Many people said the first step is to change the minds of men. No one complained of outright sexual discrimination per se, but there is a lack of training programs, societal support in the form of day care centers, safety net for aging parents, and acceptance of mothers with careers. But all of these factors are in flux. Meanwhile, another factor will of course be the goals and attitudes of women themselves. As the Economist recently noted, some mothers might prefer to stay at home than work and miss their children grow up. That’s understandable. The key is to make the option or choice available for women.
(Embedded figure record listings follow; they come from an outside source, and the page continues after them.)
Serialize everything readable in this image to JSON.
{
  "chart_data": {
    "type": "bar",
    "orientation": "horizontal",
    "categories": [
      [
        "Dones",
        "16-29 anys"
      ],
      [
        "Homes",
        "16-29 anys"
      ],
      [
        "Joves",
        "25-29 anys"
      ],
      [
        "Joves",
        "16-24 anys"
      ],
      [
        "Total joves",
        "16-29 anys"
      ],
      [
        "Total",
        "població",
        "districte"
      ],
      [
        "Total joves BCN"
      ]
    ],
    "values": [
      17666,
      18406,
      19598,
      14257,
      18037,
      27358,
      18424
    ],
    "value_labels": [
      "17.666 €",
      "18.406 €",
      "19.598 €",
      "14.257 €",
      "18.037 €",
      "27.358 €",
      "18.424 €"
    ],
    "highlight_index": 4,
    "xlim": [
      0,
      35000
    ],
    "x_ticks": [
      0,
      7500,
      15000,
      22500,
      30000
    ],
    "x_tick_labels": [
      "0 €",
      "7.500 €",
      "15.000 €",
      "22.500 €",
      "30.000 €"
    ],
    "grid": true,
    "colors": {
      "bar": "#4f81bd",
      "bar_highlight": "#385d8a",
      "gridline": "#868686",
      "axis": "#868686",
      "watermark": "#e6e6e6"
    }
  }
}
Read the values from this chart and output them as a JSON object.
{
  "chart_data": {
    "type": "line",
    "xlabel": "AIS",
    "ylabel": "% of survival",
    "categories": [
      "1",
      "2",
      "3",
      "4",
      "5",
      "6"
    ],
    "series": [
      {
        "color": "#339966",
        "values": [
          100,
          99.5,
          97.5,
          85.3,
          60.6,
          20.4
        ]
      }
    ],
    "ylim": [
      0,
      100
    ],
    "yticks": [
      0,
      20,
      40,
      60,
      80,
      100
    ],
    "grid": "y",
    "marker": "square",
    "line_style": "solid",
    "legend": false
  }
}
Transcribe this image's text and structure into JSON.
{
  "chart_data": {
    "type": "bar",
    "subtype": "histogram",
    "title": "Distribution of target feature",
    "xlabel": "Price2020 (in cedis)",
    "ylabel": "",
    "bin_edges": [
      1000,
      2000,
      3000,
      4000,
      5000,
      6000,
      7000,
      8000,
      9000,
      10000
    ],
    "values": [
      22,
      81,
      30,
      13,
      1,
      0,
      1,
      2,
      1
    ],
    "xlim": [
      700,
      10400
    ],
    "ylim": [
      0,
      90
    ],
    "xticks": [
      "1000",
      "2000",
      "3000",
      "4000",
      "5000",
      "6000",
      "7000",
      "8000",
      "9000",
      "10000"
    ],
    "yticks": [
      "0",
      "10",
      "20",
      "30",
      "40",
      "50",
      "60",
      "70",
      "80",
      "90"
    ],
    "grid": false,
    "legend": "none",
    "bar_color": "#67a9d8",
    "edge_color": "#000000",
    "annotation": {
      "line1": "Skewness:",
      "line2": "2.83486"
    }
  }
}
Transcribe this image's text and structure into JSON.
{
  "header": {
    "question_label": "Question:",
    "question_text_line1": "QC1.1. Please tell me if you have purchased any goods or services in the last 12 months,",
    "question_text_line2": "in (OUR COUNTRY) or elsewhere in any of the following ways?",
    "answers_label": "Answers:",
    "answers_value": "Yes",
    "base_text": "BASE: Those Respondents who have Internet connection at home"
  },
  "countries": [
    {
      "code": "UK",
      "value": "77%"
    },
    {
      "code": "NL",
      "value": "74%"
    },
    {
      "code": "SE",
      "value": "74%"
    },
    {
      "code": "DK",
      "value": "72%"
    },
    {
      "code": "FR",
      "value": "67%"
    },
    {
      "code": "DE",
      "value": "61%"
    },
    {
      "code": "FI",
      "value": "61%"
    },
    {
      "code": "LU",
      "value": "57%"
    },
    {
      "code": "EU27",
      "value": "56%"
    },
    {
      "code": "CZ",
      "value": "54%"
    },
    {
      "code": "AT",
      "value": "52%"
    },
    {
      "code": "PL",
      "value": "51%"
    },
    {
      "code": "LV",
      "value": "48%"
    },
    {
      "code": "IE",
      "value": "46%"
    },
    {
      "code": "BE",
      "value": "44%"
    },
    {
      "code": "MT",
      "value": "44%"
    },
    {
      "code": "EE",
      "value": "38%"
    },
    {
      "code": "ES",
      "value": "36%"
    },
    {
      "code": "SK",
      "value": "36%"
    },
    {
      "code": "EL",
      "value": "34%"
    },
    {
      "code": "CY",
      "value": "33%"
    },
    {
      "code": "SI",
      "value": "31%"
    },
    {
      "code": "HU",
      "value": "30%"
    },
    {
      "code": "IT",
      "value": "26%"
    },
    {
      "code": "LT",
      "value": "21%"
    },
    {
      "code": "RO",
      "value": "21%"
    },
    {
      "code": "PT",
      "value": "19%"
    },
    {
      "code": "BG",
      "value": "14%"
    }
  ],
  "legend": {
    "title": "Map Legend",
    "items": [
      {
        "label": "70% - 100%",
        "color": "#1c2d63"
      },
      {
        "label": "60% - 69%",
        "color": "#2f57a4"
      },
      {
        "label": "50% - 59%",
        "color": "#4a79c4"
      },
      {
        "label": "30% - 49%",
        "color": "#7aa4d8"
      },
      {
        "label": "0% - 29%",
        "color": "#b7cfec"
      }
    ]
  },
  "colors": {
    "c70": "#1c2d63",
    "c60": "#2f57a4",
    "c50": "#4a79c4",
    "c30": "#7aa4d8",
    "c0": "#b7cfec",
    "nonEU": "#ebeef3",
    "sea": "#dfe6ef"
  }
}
Are there other drivers of change?
Yes, traditional mindsets are also coming into question due to other factors, according to my research. The March 11, 2011, earthquake and tsunami have left some people rethinking their lives and careers. While the memory of the destruction and victims has faded, the impact of the disaster on individuals’ attitudes toward their own lives seems to remain. People now question the value of long-suffering, dreary careers in the bureaucracy and corporations. People have also lost a lot of faith in the government’s ability to respond to peoples’ needs. And so change makers are searching for ways to solve their own problems without relying on central authority.
What about the impact of demographics?
The shifting composition and size of the Japanese population came up as a source of national anxiety in many interviews. Single households are now the largest category of family unit in Japan and will grow in number in the next 10 years. This demographic trend is seen to correspond with a growing sense of individualism among the younger generation. A desire for change has also come from anxieties related to the shrinking and aging of the Japanese population and the sense that Japan is falling behind its neighbors China and South Korea, which are seen as rivals.
What are the implications of these changes of attitudes for Japan?
A younger generation, Japan’s Generation X or “nana roku sedai” (the 1976 Generation), is now emerging into positions of power. They are more entrepreneurial and tech-savvy. That transition will take place between 2017 and 2020 when the baby boomers fully retire. This newer generation will bring with it a new set of values. These individuals are more worldly and liberal, and they feel less constrained by shame about Japanese wartime history. Instead they want to be proud of Japan’s accomplishments. If real change is to occur in Japan, it is a good bet that it will happen from these people having more influence in business, society, and eventually politics.